La Serbie retient son souffle avant une manifestation sous haute tension
Après des mois de manifestations pacifiques, la Serbie se prépare dans une ambiance explosive à l'un des plus grands rassemblements des dernières décennies, des dizaines de milliers de personnes étant attendues à Belgrade où le pouvoir regroupe de son côté ses soutiens.
Les manifestations s'enchaînent dans le pays depuis l'accident de la gare de Novi Sad le 1er novembre, qui a fait 15 morts, lorsque s'est écroulé l'auvent en béton du bâtiment tout juste rénové.
De semaine en semaine, le mouvement est devenu l'un des plus importants de l'histoire récente de la Serbie, avec des manifestations organisées chaque jour pour dénoncer la corruption qui, selon les manifestants, entache les institutions et "tue", comme à Novi Sad.
Mais les rassemblements se sont tendus depuis que le gouvernement accuse les protestataires d'être payés par des agences étrangères, de préparer des actions violentes voire une révolution, notamment lors de la mobilisation de samedi dans la capitale.
La situation a même fait réagir l'ONU, qui a appelé les autorités serbes à ne pas "interférer indûment" dans la manifestation et à "respecter l'exercice complet des droits à la liberté de réunion pacifique et à la liberté d'expression".

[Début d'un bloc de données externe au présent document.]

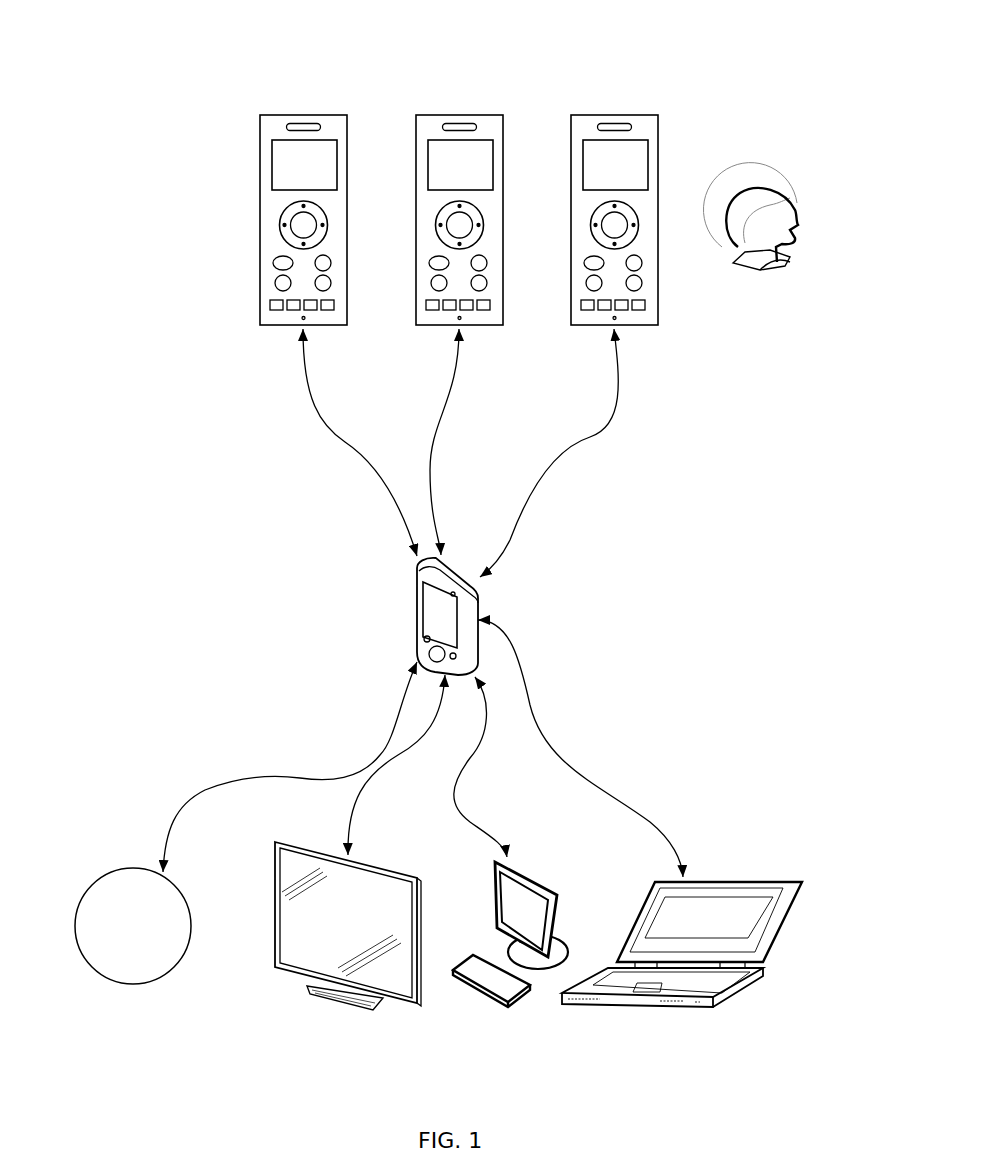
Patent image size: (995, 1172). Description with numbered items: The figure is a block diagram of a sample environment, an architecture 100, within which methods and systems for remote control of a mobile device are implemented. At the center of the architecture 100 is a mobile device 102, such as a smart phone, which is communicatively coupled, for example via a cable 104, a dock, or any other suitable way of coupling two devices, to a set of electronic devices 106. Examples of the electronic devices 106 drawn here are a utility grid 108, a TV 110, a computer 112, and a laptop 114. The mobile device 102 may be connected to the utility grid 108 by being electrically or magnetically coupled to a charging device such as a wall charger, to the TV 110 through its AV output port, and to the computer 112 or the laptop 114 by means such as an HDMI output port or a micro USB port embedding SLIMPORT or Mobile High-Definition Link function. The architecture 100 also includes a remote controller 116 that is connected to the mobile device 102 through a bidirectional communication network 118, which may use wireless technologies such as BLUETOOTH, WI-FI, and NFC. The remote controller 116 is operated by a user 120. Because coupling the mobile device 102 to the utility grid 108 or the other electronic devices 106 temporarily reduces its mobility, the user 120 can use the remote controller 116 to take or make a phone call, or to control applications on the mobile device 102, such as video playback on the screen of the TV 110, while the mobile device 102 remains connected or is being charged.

The architecture 100 is at (836, 68).
The mobile device 102 is at (412, 610).
The cable 104 is at (377, 750).
The electronic devices 106 is at (730, 974).
The utility grid 108 is at (103, 978).
The TV 110 is at (283, 973).
The computer 112 is at (488, 1003).
The laptop 114 is at (637, 1007).
The remote controller 116 is at (260, 168).
The bidirectional communication network 118 is at (553, 452).
The user 120 is at (794, 190).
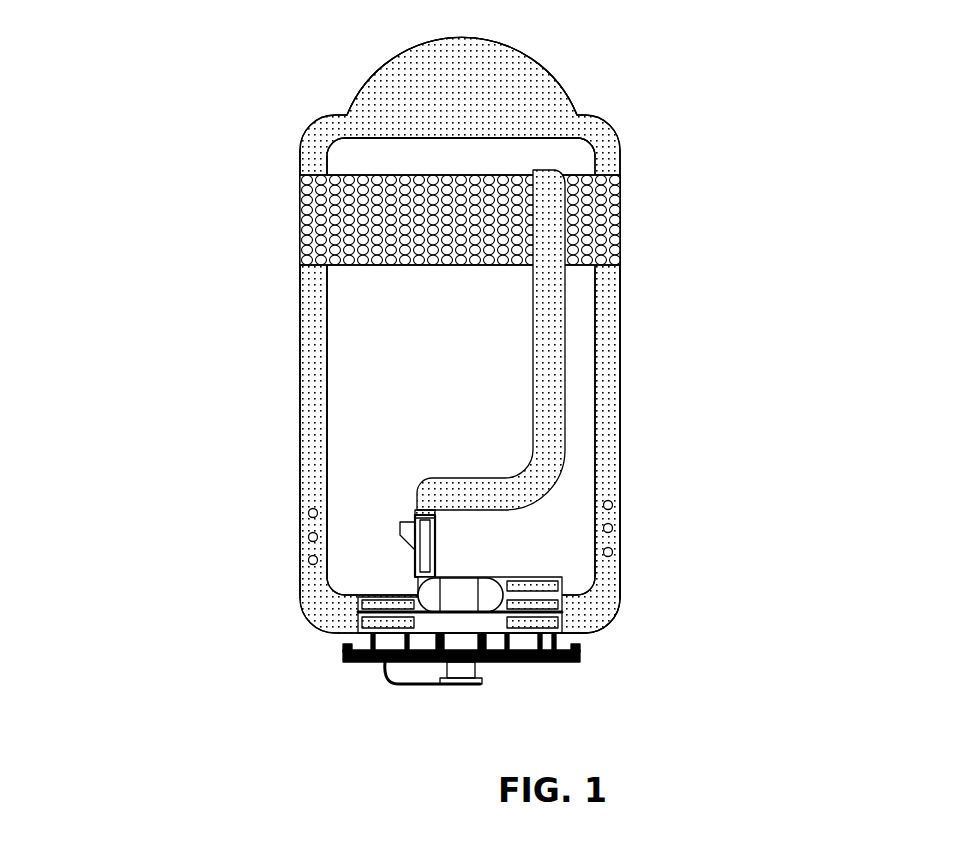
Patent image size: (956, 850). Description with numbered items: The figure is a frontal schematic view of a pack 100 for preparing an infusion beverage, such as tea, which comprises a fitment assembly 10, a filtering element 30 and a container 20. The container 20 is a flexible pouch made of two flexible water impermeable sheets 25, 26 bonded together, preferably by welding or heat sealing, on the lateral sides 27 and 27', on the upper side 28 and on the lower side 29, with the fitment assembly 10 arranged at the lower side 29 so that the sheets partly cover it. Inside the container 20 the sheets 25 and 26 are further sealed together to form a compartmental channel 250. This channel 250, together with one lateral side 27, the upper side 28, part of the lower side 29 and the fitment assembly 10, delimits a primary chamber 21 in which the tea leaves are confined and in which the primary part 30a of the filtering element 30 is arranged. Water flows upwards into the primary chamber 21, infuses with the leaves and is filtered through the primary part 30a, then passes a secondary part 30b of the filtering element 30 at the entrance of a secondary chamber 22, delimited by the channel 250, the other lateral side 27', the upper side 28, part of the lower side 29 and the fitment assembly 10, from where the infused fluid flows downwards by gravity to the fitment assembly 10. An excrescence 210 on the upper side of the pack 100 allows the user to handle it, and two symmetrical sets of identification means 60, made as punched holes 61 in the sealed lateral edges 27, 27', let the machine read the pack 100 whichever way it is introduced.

The pack 100 is at (155, 408).
The fitment assembly 10 is at (360, 663).
The container 20 is at (310, 618).
The primary chamber 21 is at (352, 368).
The secondary chamber 22 is at (580, 373).
The flexible water impermeable sheet 25 is at (300, 473).
The flexible water impermeable sheet 26 is at (622, 433).
The lateral side 27 is at (252, 374).
The lateral side 27' is at (683, 374).
The upper side 28 is at (595, 125).
The lower side 29 is at (597, 601).
The filtering element 30 is at (600, 220).
The primary part of the filtering element 30a is at (300, 208).
The secondary part of the filtering element 30b is at (600, 188).
The identification means 60 is at (607, 520).
The punched holes 61 is at (311, 560).
The excrescence 210 is at (505, 65).
The compartmental channel 250 is at (565, 333).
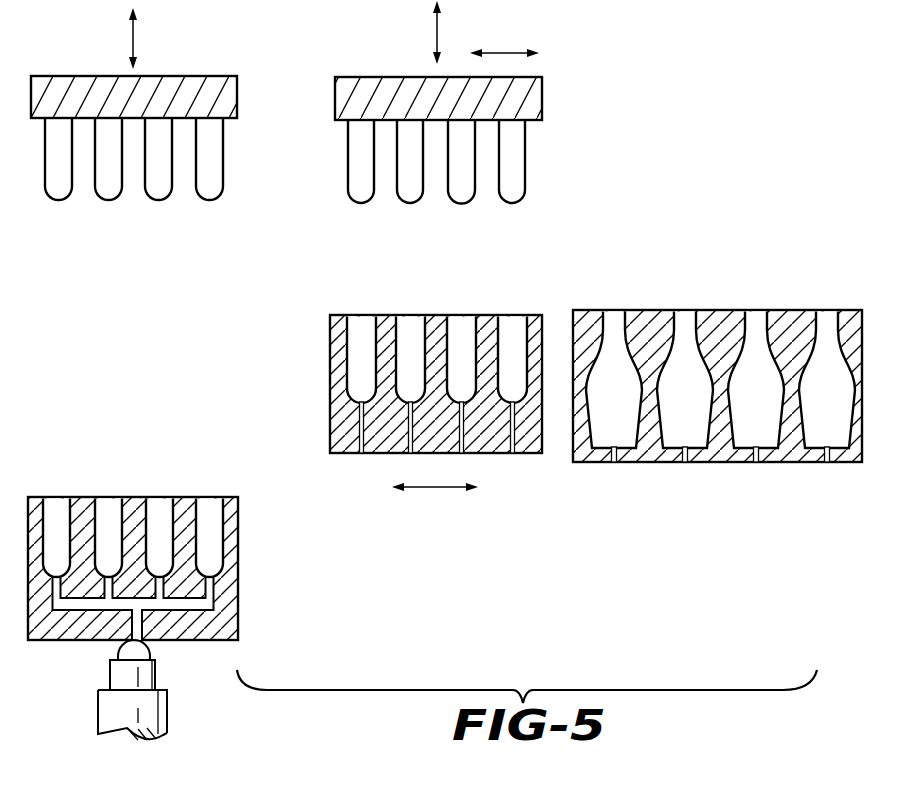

"Nous sommes un pays extrêmement démocratique", a répondu dans la soirée de vendredi, lors d'une allocution, le président serbe Aleksandar Vucic, affirmant: "Nous ferons tout ce que nous pouvons pour sécuriser le rassemblement". Et d'ajouter aussitôt: "Pour être clair, je suis le président de ce pays, et je ne laisserai pas la rue dicter les règles".
"Il n'y aura pas de violences", assurait, confiante, Tijana Djuric, une étudiante de 20 ans venue accueillir les manifestants, "parce que nous sommes tous ici pour la même raison, pour attendre ceux qui sont venus à pied, ceux qui libèrent la Serbie".
- Montée des tensions -
La montée des tensions et les déclarations du gouvernement, qui a annoncé vendredi l'arrestation de six militants soupçonnés de préparer "des actes contre l'ordre constitutionnel et la sécurité de la Serbie", ont toutefois poussé les étudiants, à la tête du mouvement, à conseiller aux Serbes de ne pas venir manifester avec leurs enfants.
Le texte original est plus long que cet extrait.